Make sure your company is posting new content at the very least a couple of times every day with the goal of increasing your consumer reach. Forgetting to post new content or failing to rise to the inbound marketing challenge can lead to a permanent disregard for the social media site and that is like completely forgetting about a couple hundred customers. And while it’s a good idea to be consistent, switch up your social media platform use a little. Post one thing on Twitter and another on Facebook, because they have different audiences with varying demographics.
Embrace Creativity & Take Risks.
Oreo’s biggest success in its use of real-time marketing is it cut through the red tape when it maybe shouldn’t have. Many companies require review of marketing materials, but Oreo went out on a limb and produced and published content on the spot.
One way many companies are taking risks is with the current trend of “memes” which are pictures with funny captions in bold print. Create or share ones that are relevant to your company, as long as they are all in good fun and won’t create a PR nightmare. You’ll know if something crosses the line because as an inbound marketer, you’re familiar with your audience’s buyer persona and therefore know what they will find entertaining.

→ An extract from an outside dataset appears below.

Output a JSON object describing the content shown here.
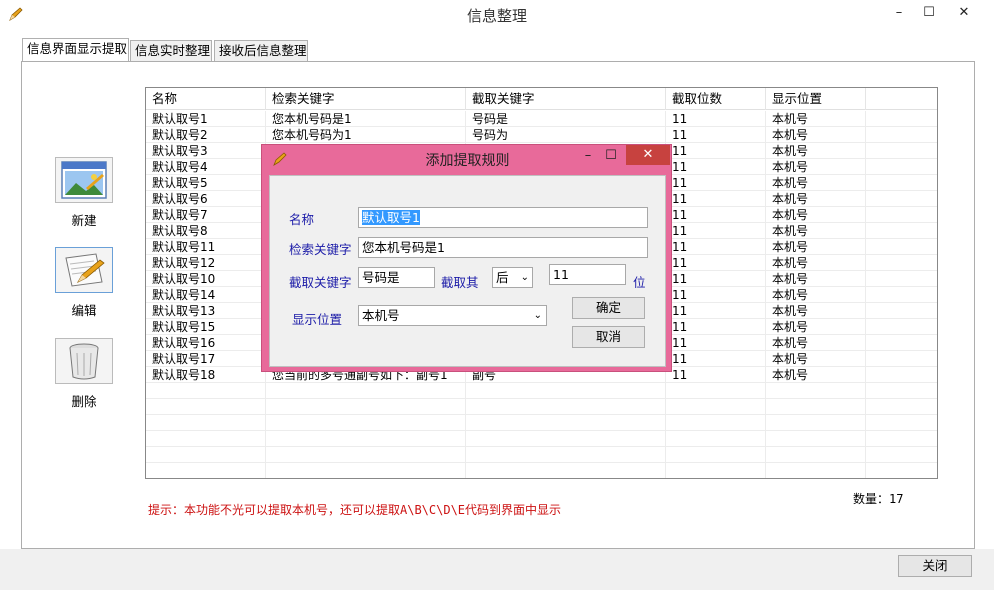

Your content marketing strategy should mimic this idea. Do something that has never been done before, even though it might fail and don’t over think the situation. If it succeeds, you’ll reap the benefits and be perceived as an innovative leader by consumers and media alike. Content marketing requires a lot of trial and error, so even if your new idea seems completely crazy, you never know what may come of it.